On a much smaller scale, marketers can leverage word-of-mouth by delivering an exceptional customer experience, both online and off. This is as simple as adding personal touches to transactional emails, reaching out to customers on social media, and providing surprise “thank you” notes and/or gifts to loyal customers. The idea is to make customers feel special so they share that experience with their networks, who then feel compelled to give that business a look themselves.
Finally, who do you think will win: Google or Facebook? Why?
It really depends on what you mean by “win”. To me, winning between the two giants means which is able to remain relevant the longest. Using that definition, I’d have to say that Google will be a lot more relevant than Facebook in the future, mainly because it is such a big part of everyone’s daily lives. From their wildly popular search engine to their ownership of YouTube and their continued charge to product innovation (like Google Glass), Google is morphing itself from just an online information provider to a full-scale tech company that will impact us both online and off. Because of this (and the fact that social users tend to be fickle and always ready to jump on the next big thing), I think that 10 years from now, Google will be in a much better market position than Facebook.
Points to ponder over:
- Google is aiming to provide users with only the best content available, so focus on marketing good content to stay relevant and retain traffic.

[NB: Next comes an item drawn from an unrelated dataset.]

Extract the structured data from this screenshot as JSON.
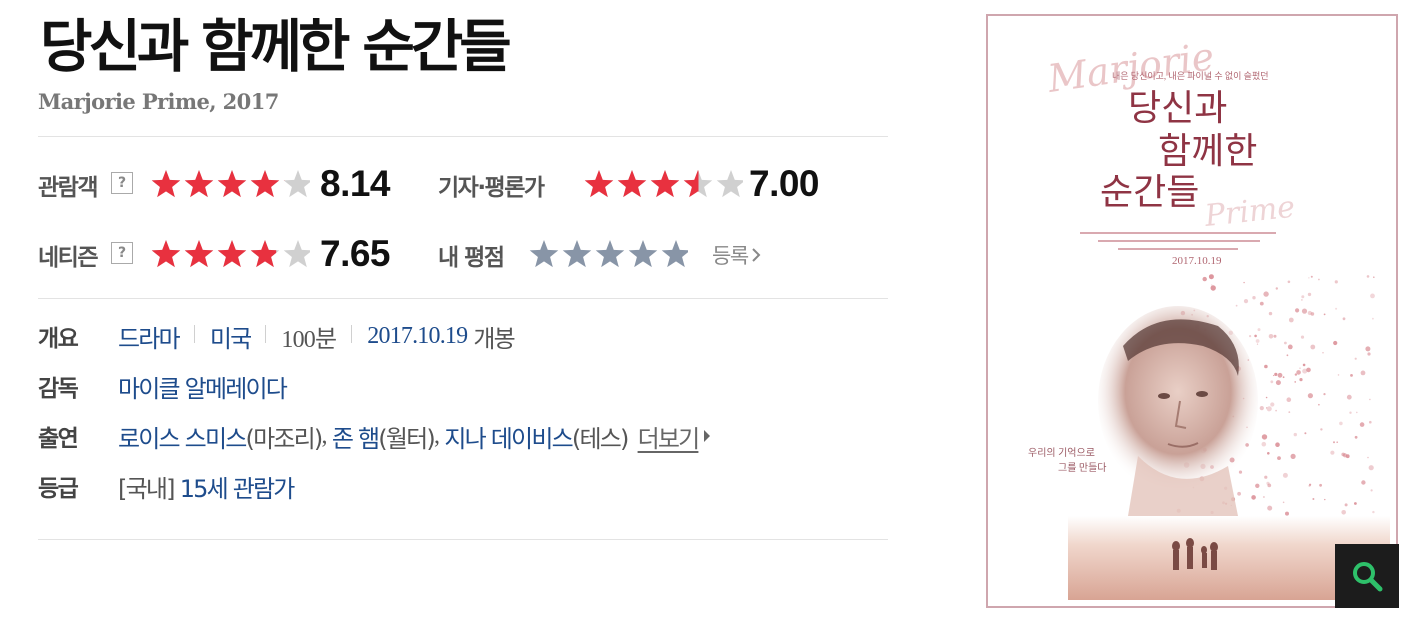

- Due to the sheer amount of marketing channels available, marketers should choose which ones to focus on and keep track of. This also raises the need for an integrated branding strategy.
- Managing multiple marketing channels can be very challenging, especially for SMB owners. Instead of trying to handle everything, it’s more useful to spend some time prioritising your marketing strategy, focusing only on the essentials and the most impactful elements.
- Word-of-mouth is definitely a good way to gain new customers. SMB owners can utilise word-of-mouth by providing an excellent online and offline customer experience, so that customers will feel special, and be encouraged to share that with their networks.